Манни с другого конца квартала предложил отвезти маму с сестрами в новый дом на своем микроавтобусе. А я выторговала себе право ехать с папулей на грузовике.
Я уже собираюсь запрыгнуть на место в середине, между водителем и папулей, но Дарий снова тянет меня в сторону.
– По нашей ветке метро можно доехать прямо до Канарси.
– Ты правда готов? – спрашиваю я. – Будешь ездить ко мне на метро в такую даль?
– Разумеется, Зури. А еще мы с тобой в любой момент, как захочешь, можем встретиться в центре.
– Хотя лучше бы на такси. – Я пытаюсь шутить, но все равно хочется плакать.
– Это, типа, пятьдесят долларов.
– Но ты ж меня не бросишь?
– Не брошу, – отвечает он. И держит меня за кончики пальцев, пока я забираюсь в грузовик.
Папуля перехватывает его руку, крепко пожимает.
– Ты давай, чтобы все было путем, дружище.
А потом папуля притягивает Дария к себе и обнимает, как мужчина мужчину. И от этого сердце мое тает окончательно. Как будто тем самым весь мой район сказал «да» парню, который переехал в дом через улицу: сказал «да» нам с ним вместе.
Папуля, я его встретила
Ему еще рано, конечно, но я знаю, что ты
скажешь ему: купи-ка ты пива «Президент» у Эрнандо,
и вы с ним в последний раз выпьете на крыльце,
ему нравится твоя дочь, а ты надеешься, что
он сумеет меня любить гораздо сильнее, чем ты,
потому что только этого ты и хочешь для нас, папуля.
Хочешь, чтобы парни твоих дочерей
мудростью были страницами книг, а памятью – как
невольничьи корабли у берегов Испаньолы, а любовью –
без дна, как бутылки пива «Президент»,
которые пьют с друзьями на каждом крыльце
в поздний вечер, папуля.
Я его встретила.
Канарси, если честно, это край света или как минимум Бруклина. Мне так кажется, потому что дорога туда из моего бывшего района и обратно страшно длинная. Нам с сестрами приходится выходить из дома в половине седьмого, чтобы успеть в школу. Канарси – первая и последняя остановка нашей линии метро, как и говорил Дарий.
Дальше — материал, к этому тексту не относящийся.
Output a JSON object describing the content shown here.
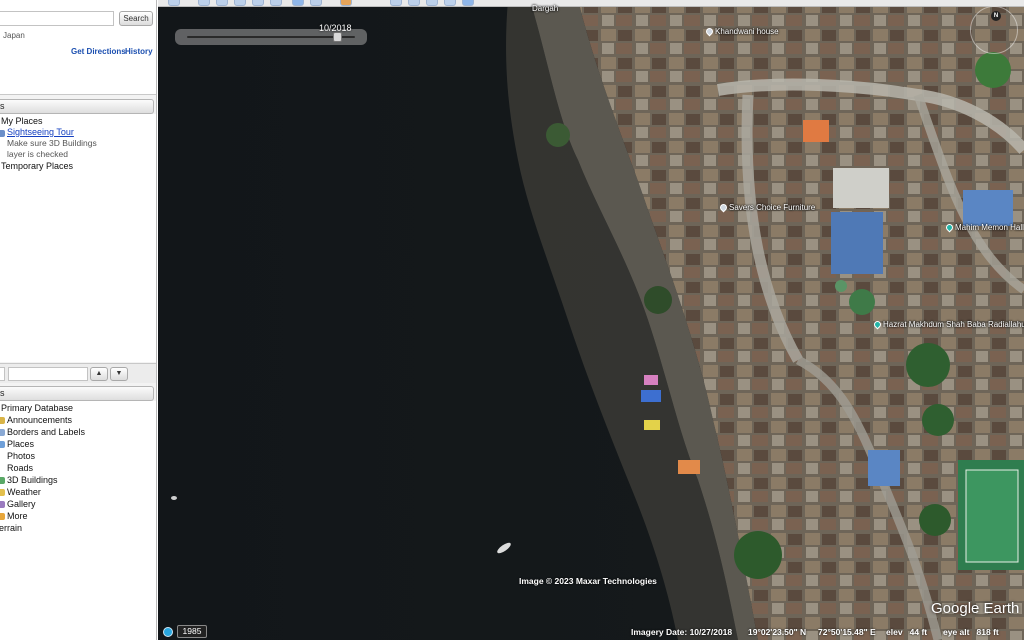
{
  "search": {
    "button_label": "Search",
    "result_text": "Japan",
    "get_directions": "Get Directions",
    "history": "History"
  },
  "places": {
    "header": "s",
    "items": [
      {
        "label": "My Places"
      },
      {
        "label": "Sightseeing Tour"
      },
      {
        "label": "Make sure 3D Buildings"
      },
      {
        "label": "layer is checked"
      },
      {
        "label": "Temporary Places"
      }
    ],
    "up_arrow": "▲",
    "down_arrow": "▼"
  },
  "layers": {
    "header": "s",
    "items": [
      {
        "label": "Primary Database"
      },
      {
        "label": "Announcements"
      },
      {
        "label": "Borders and Labels"
      },
      {
        "label": "Places"
      },
      {
        "label": "Photos"
      },
      {
        "label": "Roads"
      },
      {
        "label": "3D Buildings"
      },
      {
        "label": "Weather"
      },
      {
        "label": "Gallery"
      },
      {
        "label": "More"
      },
      {
        "label": "errain"
      }
    ]
  },
  "map": {
    "time_slider_date": "10/2018",
    "time_slider_level": 0.9,
    "pois": [
      {
        "label": "Dargah"
      },
      {
        "label": "Khandwani house"
      },
      {
        "label": "Savers Choice Furniture"
      },
      {
        "label": "Mahim Memon Hall"
      },
      {
        "label": "Hazrat Makhdum Shah Baba Radiallahuan"
      }
    ],
    "copyright": "Image © 2023 Maxar Technologies",
    "brand": "Google Earth",
    "compass_n": "N"
  },
  "status": {
    "year": "1985",
    "imagery_date": "Imagery Date: 10/27/2018",
    "lat": "19°02'23.50\" N",
    "lon": "72°50'15.48\" E",
    "elev": "elev   44 ft",
    "eye_alt": "eye alt   818 ft"
  },
  "colors": {
    "water": "#13171a",
    "shore": "#4a4842",
    "link": "#1b4fb0"
  }
}
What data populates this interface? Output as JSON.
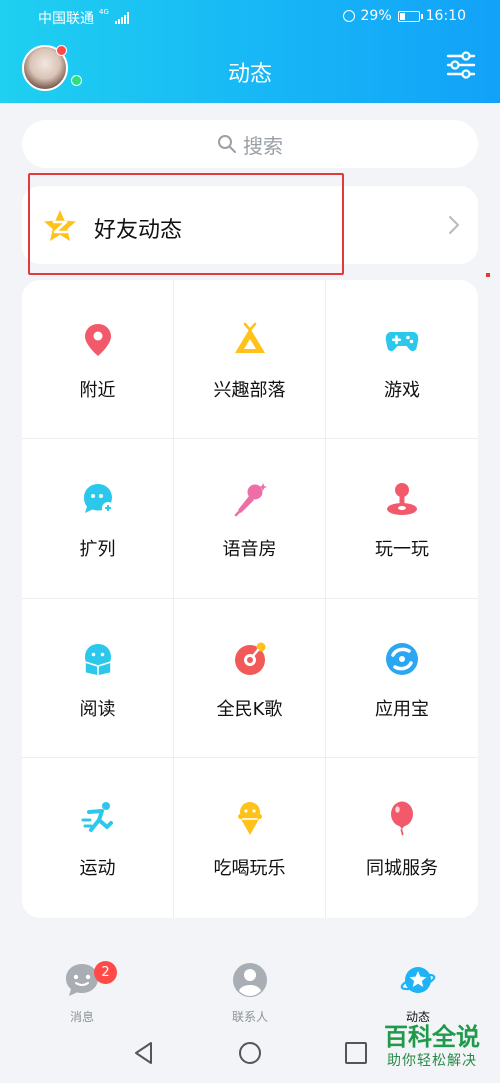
{
  "status_bar": {
    "carrier": "中国联通",
    "network": "4G",
    "battery_percent": "29%",
    "battery_level": 0.29,
    "time": "16:10"
  },
  "header": {
    "title": "动态"
  },
  "search": {
    "placeholder": "搜索"
  },
  "friends_feed": {
    "label": "好友动态"
  },
  "grid_items": [
    {
      "label": "附近",
      "icon": "location-pin-icon",
      "color": "#f25a6b"
    },
    {
      "label": "兴趣部落",
      "icon": "tribe-tent-icon",
      "color": "#ffc21a"
    },
    {
      "label": "游戏",
      "icon": "gamepad-icon",
      "color": "#2cc8ec"
    },
    {
      "label": "扩列",
      "icon": "add-friend-bubble-icon",
      "color": "#2cc8ec"
    },
    {
      "label": "语音房",
      "icon": "microphone-icon",
      "color": "#ee6fa8"
    },
    {
      "label": "玩一玩",
      "icon": "joystick-icon",
      "color": "#f25a6b"
    },
    {
      "label": "阅读",
      "icon": "reading-book-icon",
      "color": "#2cc8ec"
    },
    {
      "label": "全民K歌",
      "icon": "karaoke-icon",
      "color": "#f25a5a"
    },
    {
      "label": "应用宝",
      "icon": "app-store-icon",
      "color": "#2aa6f2"
    },
    {
      "label": "运动",
      "icon": "running-icon",
      "color": "#2cc8ec"
    },
    {
      "label": "吃喝玩乐",
      "icon": "ice-cream-icon",
      "color": "#ffc21a"
    },
    {
      "label": "同城服务",
      "icon": "balloon-icon",
      "color": "#f25a6b"
    }
  ],
  "bottom_nav": {
    "items": [
      {
        "label": "消息",
        "icon": "message-face-icon"
      },
      {
        "label": "联系人",
        "icon": "contacts-icon"
      },
      {
        "label": "动态",
        "icon": "planet-star-icon"
      }
    ],
    "unread_count": "2"
  },
  "watermark": {
    "main": "百科全说",
    "sub": "助你轻松解决"
  },
  "colors": {
    "header_gradient_start": "#1fd0f0",
    "header_gradient_end": "#12a2f8",
    "highlight": "#e23a3a",
    "badge": "#ff4a4a"
  }
}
Новый мой район ничем не похож на старый. Если тут и есть недавно приехавшие, они чернокожие или латиносы, как и мы. Сюда перебираются не затем, чтобы что-то выбросить. Тут есть место раскинуть руки – и никому не попадешь по голове. Я весь день могу просидеть возле дома и увижу человек пять. Вот только тут никто не сидит на крыльце. Никто не выносит грили на тротуар, не ставит столики сыграть в домино. До бодеги пять с лишним кварталов, а до ближайшего супермаркета или прачечной нужно ехать на машине. Но мама с папулей так и не научились водить, машины у них нет. Так что мы почти все дни тратим на то, чтобы куда-нибудь добраться, или торчим в нашем двухэтажном домишке, занимаясь каждый своим делом. Марисоль с близнецами подолгу в школе – остаются на внеклассные занятия, а мама слишком много готовит, потому что кухня у нас теперь гораздо больше. В Говардский университет отправлен мой новый адрес, почтовый ящик постоянно забит их открытками и каталогами. Я считаю это добрым знаком.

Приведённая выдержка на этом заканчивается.